How to consume kafka topic and parse/serve over http?


I'm trying to consume a kafka topic in python and serve over http using the prometheus client, but I seem to be blocked on the topic consumption. I put some place holders to simply add metrics, but it looks like that part is being blocked.

import os
from pykafka import KafkaClient
import threading
from kafka import KafkaConsumer
from prometheus_client import start_http_server, Metric, REGISTRY

class CustomCollector(threading.Thread):
    daemon = True

    def collect(self):
        client = KafkaClient(hosts=os.environ['KAFKA_ADDRESS'])
        topic = client.topics[b'os.environ['KAFKA_TOPIC']
        consumer = topic.get_simple_consumer()
        for message in consumer:
            if message is not None:
                print(message.value)

        metric = Metric('test_name', 'description', 'summary')
        metric.add_sample('test_name', 'description', 'summary')
        yield metric

if __name__ == '__main__':
    start_http_server(9998)
    REGISTRY.register(CustomCollector())
    while True: time.sleep(1)

If I run the code, I see the topic data being streamed to console as expected.
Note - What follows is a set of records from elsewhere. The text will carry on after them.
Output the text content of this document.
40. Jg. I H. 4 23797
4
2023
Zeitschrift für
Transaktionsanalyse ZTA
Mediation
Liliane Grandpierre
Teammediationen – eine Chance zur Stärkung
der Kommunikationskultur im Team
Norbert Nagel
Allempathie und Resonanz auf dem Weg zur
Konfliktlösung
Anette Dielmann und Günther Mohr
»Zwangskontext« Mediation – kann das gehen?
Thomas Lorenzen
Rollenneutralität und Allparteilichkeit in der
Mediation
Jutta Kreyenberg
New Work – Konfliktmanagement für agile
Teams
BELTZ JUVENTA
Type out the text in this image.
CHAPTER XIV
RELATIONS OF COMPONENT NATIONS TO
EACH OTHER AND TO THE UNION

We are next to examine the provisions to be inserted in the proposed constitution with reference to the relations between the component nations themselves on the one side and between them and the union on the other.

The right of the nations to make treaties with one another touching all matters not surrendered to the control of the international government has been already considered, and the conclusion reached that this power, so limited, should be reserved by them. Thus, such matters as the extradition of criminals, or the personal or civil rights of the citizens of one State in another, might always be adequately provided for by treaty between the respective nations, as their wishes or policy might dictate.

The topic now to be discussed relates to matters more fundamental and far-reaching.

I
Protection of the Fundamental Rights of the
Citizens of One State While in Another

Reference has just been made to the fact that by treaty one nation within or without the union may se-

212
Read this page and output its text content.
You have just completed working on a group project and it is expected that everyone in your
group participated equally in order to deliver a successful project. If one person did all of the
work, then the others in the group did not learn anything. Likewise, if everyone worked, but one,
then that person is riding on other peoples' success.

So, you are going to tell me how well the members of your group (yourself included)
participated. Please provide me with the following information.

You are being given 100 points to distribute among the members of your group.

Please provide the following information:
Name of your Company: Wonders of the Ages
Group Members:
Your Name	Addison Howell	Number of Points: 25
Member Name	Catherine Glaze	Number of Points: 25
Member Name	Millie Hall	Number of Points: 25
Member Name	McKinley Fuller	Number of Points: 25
However, my metric endpoint is never populated and any request to the web server just hangs until I kill the app, to which it responds with the standard metrics from the library.


Solution

  • The construction of a Metric instance should happen once per consumed message. That is, the Metric() call should be inside of the for message in consumer loop. Also, you probably want to use message.value in some way when creating the Metric instance.